Time to break the generational curse of bigotry
Dear Editor,
In Toni Morrison’s novel Beloved, the narrator notes that, like the South in the Civil War era, northern states also hated black people but happened to hate slavery more.
Given a fair chance, a black child can achieve greatness. Nonetheless, black people have been brutalised for centuries and were told they were not welcome in the US — even though they, as a people, had been violently forced to the US from their African home as slaves and have received little or no reparation or real refuge since.
Human beings can actually be consciously or subconsciously perceived and treated as though they are disposable and, by extension, their suffering and death are somehow less worthy of concern, even by otherwise democratic and relatively civilised nations.
While no human life should ever be considered disposable, one can also observe this immense injustice with the many Canadian indigenous children who’ve been buried in unmarked graves.
A somewhat similar inhumane devaluation can also be observed in external attitudes, albeit perhaps on a subconscious level, towards the daily civilian lives lost in protracted devastating war zones and famine-stricken nations. The worth of such life will be measured by its over-abundance and/or the protracted conditions under which it suffers. These people will eventually receive meagre column inches on the back page of the First World’s daily news.
Meanwhile, racist/xenophobic sentiment is typically handed down from generation to generation. If one deliberately rears one’s very young impressionable children in an environment of overt bigotry — especially against other ethnicities and races — it is, in my opinion, a form of child abuse.

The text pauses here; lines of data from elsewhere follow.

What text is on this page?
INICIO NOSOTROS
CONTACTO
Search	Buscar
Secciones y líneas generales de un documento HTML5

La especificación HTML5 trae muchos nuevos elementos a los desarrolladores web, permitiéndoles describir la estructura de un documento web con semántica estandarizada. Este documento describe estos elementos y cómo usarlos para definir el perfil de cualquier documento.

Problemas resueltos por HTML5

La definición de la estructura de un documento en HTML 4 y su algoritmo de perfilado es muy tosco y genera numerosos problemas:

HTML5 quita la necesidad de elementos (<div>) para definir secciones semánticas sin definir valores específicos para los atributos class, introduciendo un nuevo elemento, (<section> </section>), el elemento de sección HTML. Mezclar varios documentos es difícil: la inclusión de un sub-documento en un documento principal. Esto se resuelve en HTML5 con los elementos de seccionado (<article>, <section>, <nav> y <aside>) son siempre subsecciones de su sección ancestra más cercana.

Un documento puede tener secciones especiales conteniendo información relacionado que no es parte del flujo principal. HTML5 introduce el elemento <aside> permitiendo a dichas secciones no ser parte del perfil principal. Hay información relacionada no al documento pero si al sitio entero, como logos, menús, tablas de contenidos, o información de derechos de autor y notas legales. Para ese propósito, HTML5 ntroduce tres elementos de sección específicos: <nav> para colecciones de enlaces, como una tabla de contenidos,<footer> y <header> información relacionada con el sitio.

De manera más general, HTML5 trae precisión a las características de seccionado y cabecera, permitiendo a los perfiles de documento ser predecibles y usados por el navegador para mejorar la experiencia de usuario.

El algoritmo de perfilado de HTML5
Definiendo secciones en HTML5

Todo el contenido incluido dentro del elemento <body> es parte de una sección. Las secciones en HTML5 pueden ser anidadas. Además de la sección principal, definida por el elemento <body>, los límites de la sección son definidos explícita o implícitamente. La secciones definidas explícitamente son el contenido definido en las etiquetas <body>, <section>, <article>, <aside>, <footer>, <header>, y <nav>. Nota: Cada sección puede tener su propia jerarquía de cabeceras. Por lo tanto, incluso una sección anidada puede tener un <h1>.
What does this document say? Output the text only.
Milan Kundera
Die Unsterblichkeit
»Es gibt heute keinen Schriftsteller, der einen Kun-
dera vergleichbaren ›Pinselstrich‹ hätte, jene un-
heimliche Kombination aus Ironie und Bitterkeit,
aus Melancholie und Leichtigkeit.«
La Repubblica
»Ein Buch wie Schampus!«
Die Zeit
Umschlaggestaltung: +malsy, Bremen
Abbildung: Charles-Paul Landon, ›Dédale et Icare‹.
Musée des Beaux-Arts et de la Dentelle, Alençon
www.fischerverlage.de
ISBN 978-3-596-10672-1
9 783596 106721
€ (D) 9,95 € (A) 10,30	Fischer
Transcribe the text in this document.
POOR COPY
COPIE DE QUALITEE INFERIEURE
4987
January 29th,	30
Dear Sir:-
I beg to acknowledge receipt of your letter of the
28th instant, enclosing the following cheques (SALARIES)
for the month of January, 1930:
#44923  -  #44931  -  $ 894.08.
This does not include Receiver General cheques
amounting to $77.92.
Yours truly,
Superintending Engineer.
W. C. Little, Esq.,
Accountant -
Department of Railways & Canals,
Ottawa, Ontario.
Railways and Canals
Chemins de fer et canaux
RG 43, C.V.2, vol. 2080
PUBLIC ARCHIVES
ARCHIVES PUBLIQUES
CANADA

Not only does it fail to prepare children for the practical reality of an increasingly diverse and populous society and workplace, it also makes it so much less likely those children will be emotionally content with their multicultural surroundings.
Children reared into their adolescence and eventually young adulthood this way can often be angry yet not fully realise why, then they may feel left with little choice but to move to another part of the land, where their own ethnicity/race predominates, preferably overwhelmingly so.
Parents should do their young children a big favour and not pass down bigoted feelings and perceptions. Ironically, such rearing can make life much harder for one’s own children.